Eating in Early Spring: Perennial veggies and overwinter beds

April 29, 2009, in Eastern Massachusetts and I picked all the veggies for my lunch out of the garden! I picked an onion from the fall storage in the basement and then headed out to the garden. The perennial vegetables were ready to start harvesting. I cut some lush walking onion greens, some asparagus shoots, the two largest rhubarb stems (only about 6 inches long), and the first two Good King Henry shoots, also known as Goosefoot.
From the over winter bed I picked Miner's lettuce, flowering yet still tender. From the new spring bed I gathered young lettuce, beet greens and escarole previously planted indoors under lights 6 weeks ago.

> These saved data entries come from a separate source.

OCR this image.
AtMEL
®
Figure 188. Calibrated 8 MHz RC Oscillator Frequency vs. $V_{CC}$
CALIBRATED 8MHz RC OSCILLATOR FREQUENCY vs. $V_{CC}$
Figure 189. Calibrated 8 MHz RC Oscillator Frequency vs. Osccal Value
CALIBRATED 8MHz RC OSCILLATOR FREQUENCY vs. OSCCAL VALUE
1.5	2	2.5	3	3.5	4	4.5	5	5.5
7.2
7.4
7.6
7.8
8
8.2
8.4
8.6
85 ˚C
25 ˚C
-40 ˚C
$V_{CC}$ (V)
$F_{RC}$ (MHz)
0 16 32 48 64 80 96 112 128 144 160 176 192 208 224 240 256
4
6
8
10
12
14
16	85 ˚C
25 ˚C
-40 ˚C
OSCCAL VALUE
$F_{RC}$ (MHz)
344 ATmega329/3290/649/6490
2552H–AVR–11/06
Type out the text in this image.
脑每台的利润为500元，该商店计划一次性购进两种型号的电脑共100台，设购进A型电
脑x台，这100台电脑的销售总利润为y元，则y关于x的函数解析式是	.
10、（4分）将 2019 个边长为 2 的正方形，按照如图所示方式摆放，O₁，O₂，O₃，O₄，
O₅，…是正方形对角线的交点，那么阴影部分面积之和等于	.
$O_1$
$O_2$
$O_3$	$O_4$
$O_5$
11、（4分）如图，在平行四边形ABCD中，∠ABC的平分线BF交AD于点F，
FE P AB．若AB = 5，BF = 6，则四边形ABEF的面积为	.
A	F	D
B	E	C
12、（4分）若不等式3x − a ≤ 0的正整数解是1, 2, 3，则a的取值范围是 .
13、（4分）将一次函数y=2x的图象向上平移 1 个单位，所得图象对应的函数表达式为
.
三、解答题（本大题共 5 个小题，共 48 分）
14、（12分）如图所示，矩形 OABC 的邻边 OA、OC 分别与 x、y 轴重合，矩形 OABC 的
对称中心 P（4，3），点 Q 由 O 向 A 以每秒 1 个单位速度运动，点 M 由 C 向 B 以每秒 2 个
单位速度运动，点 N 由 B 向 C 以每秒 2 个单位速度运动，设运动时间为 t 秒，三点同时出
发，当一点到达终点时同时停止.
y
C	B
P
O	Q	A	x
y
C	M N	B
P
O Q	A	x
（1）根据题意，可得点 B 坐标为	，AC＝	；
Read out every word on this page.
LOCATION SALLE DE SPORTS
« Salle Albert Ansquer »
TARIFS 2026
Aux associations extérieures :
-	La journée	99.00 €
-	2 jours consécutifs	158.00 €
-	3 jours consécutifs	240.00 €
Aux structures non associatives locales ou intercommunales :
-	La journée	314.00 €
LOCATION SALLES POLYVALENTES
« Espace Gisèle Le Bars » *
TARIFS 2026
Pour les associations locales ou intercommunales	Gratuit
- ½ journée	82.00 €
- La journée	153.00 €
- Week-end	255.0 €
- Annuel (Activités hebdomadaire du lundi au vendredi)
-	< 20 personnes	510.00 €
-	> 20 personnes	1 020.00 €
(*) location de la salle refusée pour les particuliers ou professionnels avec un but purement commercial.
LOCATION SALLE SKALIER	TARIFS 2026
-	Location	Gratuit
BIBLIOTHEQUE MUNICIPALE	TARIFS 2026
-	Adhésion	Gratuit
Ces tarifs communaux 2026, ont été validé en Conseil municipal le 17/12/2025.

I sauteed the first batch of veggies in olive oil adding leftover lentils and organic Black Japonica rice, a mix of red, black and brown rice. The dish had a multiplicity of tastes: sweet onion, sweet and sour rhubarb* and splashy walking onion greens. The Good King Henry was bland but comforting and the asparagus had its usual unique taste. There was a full bodied melange of flavors!
The salad greens, with a little olive oil, had that freshly harvested burst of flavor that I am so grateful for after winter.
Tomorrow I will start adding violet flowers to the salad!